Was kostet Werbung für ein Restaurant?
Ein Restaurant mit 30.000 Euro Monatsumsatz liegt mit 900 bis 1.800 Euro Werbebudget im branchenüblichen Rahmen von 3 bis 6 Prozent des Nettoumsatzes.
Davon entfallen in der Praxis 250 bis 600 Euro auf bezahlte Reichweite, der Rest auf Produktion — Fotos, Texte, Anzeigenpflege — und auf die laufende Betreuung. Neueröffnungen liegen in den ersten sechs Monaten regelmäßig darüber, weil Bekanntheit erst entstehen muss.
Unsere Empfehlung liegt bewusst am oberen Rand dieser Spanne. Ein Restaurant mit 30.000 Euro Monatsumsatz sollte heute mindestens 1.500 Euro im Monat in Gästeakquise und Umsatzsteigerung investieren, um in der neuen Gastronomie zu bestehen. Wer bei 900 Euro anfängt, hält das Vorhandene. Wer bei 1.500 anfängt, baut etwas auf.

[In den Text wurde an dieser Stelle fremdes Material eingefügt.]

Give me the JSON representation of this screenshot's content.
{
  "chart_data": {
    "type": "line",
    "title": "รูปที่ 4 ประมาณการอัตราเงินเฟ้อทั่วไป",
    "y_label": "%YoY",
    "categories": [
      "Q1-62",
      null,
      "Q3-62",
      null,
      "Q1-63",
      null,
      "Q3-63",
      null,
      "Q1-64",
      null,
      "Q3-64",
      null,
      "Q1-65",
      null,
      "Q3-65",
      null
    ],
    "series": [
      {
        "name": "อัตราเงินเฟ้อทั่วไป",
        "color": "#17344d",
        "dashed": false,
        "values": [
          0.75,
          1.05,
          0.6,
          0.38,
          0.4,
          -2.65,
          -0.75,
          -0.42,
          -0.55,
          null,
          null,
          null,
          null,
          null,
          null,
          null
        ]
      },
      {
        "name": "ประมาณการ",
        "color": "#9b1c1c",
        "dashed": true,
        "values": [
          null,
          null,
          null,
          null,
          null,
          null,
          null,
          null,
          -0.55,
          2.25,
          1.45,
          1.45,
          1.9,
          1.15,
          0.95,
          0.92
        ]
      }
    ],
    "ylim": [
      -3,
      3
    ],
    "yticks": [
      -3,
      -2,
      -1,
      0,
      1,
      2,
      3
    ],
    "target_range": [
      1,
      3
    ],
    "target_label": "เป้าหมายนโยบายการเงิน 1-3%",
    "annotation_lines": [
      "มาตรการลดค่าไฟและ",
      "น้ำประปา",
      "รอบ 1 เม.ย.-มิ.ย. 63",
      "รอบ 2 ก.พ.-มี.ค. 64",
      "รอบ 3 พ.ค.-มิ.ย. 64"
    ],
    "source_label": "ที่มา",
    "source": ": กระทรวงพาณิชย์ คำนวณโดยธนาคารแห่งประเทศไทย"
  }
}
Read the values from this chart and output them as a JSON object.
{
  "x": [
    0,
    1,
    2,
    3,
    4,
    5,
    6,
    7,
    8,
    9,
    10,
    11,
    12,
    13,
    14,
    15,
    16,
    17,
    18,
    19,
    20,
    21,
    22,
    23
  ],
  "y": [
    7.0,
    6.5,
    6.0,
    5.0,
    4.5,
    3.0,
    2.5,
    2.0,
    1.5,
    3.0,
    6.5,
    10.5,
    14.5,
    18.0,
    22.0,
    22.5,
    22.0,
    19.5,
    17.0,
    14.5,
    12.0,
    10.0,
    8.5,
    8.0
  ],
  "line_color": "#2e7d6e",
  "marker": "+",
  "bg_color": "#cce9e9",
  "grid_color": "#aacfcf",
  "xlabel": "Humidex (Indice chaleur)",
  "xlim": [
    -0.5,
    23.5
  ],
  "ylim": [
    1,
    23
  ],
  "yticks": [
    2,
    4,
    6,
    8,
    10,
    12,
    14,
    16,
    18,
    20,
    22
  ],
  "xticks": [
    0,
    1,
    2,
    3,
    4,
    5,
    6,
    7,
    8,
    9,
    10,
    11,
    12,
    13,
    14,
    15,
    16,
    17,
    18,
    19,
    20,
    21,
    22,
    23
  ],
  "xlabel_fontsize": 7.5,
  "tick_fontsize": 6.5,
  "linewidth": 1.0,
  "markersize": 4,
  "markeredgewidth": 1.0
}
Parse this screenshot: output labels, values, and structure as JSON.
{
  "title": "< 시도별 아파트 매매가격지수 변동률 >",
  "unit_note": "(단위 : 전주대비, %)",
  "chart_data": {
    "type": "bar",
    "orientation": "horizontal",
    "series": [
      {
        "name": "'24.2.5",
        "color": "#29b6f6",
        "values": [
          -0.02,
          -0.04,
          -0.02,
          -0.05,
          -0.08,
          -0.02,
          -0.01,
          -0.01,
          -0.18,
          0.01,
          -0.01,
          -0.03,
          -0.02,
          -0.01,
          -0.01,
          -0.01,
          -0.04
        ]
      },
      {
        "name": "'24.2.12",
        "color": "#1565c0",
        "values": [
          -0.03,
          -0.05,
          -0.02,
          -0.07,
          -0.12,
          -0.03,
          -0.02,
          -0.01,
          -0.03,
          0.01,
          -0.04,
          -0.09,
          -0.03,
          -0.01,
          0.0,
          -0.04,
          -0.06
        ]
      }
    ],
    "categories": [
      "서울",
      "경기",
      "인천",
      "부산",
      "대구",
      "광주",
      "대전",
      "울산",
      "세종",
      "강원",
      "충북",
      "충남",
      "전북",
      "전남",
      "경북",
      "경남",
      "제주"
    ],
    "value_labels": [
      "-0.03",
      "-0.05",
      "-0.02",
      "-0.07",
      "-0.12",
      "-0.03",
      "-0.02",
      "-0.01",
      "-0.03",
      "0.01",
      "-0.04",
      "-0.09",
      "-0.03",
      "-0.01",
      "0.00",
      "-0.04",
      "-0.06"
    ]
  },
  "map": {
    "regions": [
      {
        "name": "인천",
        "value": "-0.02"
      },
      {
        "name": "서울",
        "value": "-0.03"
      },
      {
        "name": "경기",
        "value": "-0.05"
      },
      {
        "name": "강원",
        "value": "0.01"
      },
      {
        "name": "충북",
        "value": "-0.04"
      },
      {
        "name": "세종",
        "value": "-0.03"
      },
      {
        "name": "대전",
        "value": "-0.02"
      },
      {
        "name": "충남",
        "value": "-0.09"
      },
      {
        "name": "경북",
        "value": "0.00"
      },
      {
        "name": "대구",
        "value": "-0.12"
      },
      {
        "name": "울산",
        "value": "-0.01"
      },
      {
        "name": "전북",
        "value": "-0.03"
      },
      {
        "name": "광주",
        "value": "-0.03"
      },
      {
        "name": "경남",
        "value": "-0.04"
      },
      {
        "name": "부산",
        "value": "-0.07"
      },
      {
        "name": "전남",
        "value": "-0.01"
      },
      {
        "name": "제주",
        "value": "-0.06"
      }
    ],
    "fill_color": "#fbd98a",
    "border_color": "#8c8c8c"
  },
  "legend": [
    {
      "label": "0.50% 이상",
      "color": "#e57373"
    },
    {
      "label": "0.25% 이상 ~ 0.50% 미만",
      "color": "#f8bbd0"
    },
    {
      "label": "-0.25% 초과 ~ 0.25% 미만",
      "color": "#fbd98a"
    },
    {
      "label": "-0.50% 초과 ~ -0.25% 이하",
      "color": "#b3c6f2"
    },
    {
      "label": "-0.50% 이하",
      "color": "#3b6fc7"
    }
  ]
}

Das ist der Unterschied zwischen einem Werbeposten und einem System, das planbar Gäste in den Betrieb holt.
| Kanal | Monatsbudget | Erste Wirkung nach | Wofür geeignet |
|---|---|---|---|
| Google-Unternehmensprofil | 0 € Ausspielung, nur Pflege | 2–4 Wochen | Laufkundschaft, Suche „in der Nähe" |
| Bewertungsprozess | 0 € | sofort | Klickrate im Kartenblock |
| Website mit Reservierung | einmalig, dann Wartung | sofort messbar | Ziel aller anderen Kanäle |
| Meta-Anzeigen im Umkreis | 300–800 € | 1–2 Wochen | schwache Tage, Neueröffnung, Anlässe |
| Google Ads auf Anlassbegriffe | 250–600 € | 1–2 Wochen | Feiern, Gruppen, Catering |
| E-Mail an den Bestand | 0–30 € | mit dem Versand | Wiederkehr, Auslastung |
| Print, Plakat, Postwurf | 200–1.500 € je Aktion | 1–3 Wochen | Anlass mit Datum |
| Laufende Betreuung durch eine Agentur | ab 485 € | — | wenn im Haus niemand die Zeit hat |
- sofort Bewertungsprozess0 € Website mit Reservierungsofort messbar E-Mail an den Bestandmit dem Versand
- 1–2 Wochen Meta-Anzeigen im Umkreis300–800 € Google Ads auf Anlassbegriffe250–600 €
- 1–3 Wochen Print, Plakat, Postwurf200–1.500 € je Aktion
- 2–4 Wochen Google-Unternehmensprofil0 € Ausspielung, nur Pflege
- 3–6 Monate Organisches Instagram und TikTok
Unter etwa 500 Euro im Monat lässt sich in einem Stadtgebiet mit vielen konkurrierenden Betrieben keine messbare Reichweite aufbauen; auf dem Land liegt diese Schwelle deutlich niedriger.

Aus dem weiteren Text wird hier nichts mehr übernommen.